Thank you :slight_smile: <3 I really appreciate all the time you took. I will definitely take your advice for next time.

Jenny

Hi I have had hiccups good few days now and it’s dying down but my stomach keeps spasming was just wondering if this is possibly to do with my ms, I have primary progressive!

Hello. I came about this exchange when researching abdominal cramping/spasm in MS patients.

I was diagnosed in 2004. I am experiencing what you describe. Except that there is no pain. It tightens when I stand up and I can’t move until the tension is relaxed. It feels like I’m unstable and might fall.

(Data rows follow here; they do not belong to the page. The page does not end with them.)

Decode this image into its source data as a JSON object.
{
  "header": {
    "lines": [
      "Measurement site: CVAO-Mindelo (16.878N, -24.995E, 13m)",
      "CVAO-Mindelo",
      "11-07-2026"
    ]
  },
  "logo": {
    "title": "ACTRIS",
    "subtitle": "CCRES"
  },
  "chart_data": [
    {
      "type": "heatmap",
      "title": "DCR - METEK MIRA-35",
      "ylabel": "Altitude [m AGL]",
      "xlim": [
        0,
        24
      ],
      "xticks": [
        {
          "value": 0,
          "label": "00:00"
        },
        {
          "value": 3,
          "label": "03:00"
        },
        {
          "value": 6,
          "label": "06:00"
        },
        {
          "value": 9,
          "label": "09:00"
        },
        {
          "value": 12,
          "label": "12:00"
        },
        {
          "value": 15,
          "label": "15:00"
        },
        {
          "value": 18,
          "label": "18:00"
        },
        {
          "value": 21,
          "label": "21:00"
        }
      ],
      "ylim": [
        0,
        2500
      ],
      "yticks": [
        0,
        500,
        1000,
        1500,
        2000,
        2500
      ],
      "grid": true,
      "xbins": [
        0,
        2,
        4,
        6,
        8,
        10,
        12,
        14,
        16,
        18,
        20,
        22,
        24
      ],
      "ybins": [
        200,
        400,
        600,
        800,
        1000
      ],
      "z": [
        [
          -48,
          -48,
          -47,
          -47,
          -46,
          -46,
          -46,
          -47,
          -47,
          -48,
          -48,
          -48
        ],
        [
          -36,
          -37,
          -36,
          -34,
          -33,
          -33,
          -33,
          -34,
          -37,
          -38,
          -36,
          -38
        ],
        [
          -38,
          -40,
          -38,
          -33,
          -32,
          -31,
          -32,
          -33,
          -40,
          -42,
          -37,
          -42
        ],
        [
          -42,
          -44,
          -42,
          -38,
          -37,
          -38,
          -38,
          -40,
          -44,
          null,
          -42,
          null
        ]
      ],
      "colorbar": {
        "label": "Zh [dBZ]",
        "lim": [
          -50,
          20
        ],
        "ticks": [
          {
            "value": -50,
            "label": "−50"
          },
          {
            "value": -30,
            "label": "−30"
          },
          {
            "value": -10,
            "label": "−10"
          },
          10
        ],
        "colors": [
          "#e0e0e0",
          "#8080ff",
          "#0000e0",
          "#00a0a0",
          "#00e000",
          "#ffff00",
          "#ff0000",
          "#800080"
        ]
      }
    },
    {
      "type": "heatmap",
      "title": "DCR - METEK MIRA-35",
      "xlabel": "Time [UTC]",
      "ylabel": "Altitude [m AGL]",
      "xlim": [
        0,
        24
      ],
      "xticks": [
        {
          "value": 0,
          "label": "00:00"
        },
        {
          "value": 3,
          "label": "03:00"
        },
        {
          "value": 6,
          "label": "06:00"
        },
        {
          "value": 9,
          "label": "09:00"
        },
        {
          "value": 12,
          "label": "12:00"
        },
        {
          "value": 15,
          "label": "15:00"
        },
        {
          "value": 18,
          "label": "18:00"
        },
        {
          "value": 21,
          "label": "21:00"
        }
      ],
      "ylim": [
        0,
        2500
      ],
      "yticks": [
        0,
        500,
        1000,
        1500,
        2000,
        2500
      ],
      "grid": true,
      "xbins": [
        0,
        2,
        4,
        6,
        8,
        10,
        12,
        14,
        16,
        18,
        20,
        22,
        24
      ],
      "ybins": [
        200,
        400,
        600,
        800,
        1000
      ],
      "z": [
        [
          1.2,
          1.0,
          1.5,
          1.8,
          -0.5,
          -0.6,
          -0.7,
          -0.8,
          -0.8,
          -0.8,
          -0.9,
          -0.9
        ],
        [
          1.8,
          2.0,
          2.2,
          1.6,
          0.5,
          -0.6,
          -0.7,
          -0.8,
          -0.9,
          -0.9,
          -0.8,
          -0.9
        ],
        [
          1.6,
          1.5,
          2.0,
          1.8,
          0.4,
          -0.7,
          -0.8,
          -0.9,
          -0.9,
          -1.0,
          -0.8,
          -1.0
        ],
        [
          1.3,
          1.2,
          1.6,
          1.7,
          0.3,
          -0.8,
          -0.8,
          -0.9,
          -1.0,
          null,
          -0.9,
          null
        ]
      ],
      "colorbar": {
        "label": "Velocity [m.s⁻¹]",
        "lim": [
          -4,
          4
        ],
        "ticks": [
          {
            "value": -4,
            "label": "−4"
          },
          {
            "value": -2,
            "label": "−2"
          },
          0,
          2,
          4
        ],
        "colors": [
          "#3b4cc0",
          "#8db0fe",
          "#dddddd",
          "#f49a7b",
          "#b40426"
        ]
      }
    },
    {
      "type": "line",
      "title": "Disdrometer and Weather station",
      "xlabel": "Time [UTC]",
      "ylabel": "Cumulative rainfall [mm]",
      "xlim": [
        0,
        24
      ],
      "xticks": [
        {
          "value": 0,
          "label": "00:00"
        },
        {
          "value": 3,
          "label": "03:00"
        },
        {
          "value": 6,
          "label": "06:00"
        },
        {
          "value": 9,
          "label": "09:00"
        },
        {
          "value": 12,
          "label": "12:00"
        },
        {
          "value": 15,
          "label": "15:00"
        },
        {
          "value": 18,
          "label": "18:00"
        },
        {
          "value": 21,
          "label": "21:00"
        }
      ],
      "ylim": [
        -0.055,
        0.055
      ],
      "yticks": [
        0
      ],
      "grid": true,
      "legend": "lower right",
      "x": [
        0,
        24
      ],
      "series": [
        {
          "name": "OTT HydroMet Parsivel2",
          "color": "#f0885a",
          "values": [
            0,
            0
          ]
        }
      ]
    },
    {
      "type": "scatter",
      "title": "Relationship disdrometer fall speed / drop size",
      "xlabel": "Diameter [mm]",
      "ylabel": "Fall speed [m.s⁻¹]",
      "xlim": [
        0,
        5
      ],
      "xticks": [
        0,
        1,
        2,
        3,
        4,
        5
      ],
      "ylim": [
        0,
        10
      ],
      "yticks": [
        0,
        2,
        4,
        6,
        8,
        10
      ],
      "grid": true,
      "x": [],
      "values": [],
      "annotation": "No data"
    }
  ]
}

Was your diagnosis of MS confirmed?

Hi Jenny. I just went through some weird experiences with my belly and belly button. My stomach would spasm and it hurt. Not only did it hurt but it was exhausting. My stomach muscles were so sore for over a week. I just had surgery Friday for female problems and they did Genoclogical laprascopy. I started to wonder if it is my MS rearing its ugly head. Even though I did have female issues he operated on I am still experiencing stomach spasms.